A student could have used the linear nature of absolute value functions to get around my nonlinear constraint — a bit of a Riley move? — but no one did.
Instead, some students picked up on the symmetry of two new possible parabolas:
Writing the equation of the second parabola — finding the parameters a and q — presented more of a problem.
Others bent the line; they saw the middle of its three points as the vertex of a cubic function that had been vertically stretched and reflected:
Some saw four compass points and wrote an equation of a circle. This led to a function vs. not a function conversation: “Does that count?” Others saw a sine function that passed through three of these four points. There were “close enough” solutions — great for Coin Capture but not quite passing through the given points:
I didn’t anticipate this. Students weren’t as constrained by “pass through” as I was. Also, they were motivated to capture the points using only two functions, as before.

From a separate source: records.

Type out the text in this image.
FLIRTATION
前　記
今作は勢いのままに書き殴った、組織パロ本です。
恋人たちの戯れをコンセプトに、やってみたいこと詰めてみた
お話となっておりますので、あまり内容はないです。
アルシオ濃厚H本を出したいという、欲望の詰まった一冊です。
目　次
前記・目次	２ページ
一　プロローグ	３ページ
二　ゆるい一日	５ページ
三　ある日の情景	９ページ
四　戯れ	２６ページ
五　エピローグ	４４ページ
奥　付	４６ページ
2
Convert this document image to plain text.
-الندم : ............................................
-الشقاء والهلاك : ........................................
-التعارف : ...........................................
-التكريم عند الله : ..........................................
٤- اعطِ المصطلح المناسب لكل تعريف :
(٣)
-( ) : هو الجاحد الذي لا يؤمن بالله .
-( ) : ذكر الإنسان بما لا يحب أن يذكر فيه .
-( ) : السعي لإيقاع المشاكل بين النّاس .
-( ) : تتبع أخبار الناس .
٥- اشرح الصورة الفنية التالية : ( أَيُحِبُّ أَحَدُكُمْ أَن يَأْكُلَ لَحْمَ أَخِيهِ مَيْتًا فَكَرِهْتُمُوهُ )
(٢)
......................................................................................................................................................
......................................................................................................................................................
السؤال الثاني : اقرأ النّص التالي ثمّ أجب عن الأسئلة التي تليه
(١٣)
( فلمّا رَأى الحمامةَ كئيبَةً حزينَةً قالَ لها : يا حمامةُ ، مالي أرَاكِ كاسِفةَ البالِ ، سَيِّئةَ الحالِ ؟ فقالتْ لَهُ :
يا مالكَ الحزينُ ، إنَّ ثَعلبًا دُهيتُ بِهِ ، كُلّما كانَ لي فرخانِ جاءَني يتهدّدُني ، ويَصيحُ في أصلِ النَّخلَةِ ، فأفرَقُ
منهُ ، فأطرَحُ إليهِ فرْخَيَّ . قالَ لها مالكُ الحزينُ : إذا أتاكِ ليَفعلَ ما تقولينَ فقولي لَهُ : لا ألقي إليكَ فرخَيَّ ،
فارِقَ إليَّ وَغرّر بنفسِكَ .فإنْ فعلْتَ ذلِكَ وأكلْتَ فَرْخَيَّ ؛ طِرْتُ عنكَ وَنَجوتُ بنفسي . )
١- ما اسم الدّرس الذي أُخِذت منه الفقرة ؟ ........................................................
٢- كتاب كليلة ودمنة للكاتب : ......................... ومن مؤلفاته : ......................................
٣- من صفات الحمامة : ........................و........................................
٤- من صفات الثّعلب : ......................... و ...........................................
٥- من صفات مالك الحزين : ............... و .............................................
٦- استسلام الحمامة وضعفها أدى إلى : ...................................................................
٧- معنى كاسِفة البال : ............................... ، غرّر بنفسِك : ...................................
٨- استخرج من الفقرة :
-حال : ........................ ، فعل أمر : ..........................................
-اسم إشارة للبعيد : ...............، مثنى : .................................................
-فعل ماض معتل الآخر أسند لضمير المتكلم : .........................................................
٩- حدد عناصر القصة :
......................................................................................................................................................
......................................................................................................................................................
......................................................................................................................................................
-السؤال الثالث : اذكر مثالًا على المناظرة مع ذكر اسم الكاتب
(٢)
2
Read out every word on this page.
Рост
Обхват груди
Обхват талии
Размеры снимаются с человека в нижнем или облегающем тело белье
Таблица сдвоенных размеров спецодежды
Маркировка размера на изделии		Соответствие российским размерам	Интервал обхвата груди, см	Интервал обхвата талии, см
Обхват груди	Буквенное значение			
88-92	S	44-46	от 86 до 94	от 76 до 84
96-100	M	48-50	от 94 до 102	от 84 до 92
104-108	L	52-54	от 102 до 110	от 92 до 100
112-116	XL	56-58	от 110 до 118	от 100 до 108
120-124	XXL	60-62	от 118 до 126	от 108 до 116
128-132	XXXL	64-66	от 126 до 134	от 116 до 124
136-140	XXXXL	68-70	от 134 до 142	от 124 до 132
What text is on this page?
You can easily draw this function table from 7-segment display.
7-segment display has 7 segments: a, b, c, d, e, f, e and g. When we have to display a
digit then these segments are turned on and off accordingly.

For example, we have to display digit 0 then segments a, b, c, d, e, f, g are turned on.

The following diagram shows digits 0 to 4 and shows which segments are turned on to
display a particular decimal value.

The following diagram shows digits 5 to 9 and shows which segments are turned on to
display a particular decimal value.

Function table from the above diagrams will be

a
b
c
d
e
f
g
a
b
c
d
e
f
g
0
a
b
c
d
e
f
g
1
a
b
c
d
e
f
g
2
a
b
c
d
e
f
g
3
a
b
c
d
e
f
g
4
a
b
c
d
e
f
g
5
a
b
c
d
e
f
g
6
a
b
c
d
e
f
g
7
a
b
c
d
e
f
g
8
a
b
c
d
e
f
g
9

With more time, I could have shifted constraints again: “A set of functions pass through the points shown. What could the equations for the functions be? (P.S. The graph of at least one of them has an asymptote.)” This would have triggered exponential and logarithmic or rational functions. (Even without introducing this constraint, we noticed at least one student playing with rational functions at the end of class.)
Above, there’s evidence to support Nat’s #NWmath conjecture: “Shifting constraints triggered new mathematical possibilities.” My (more) open question didn’t cut it. The student thinking — and conversations — that I had hoped for only emerged when freedom “sloshed against” constraints.
Update
Edited & published in BCAMT’s Vector 62(2).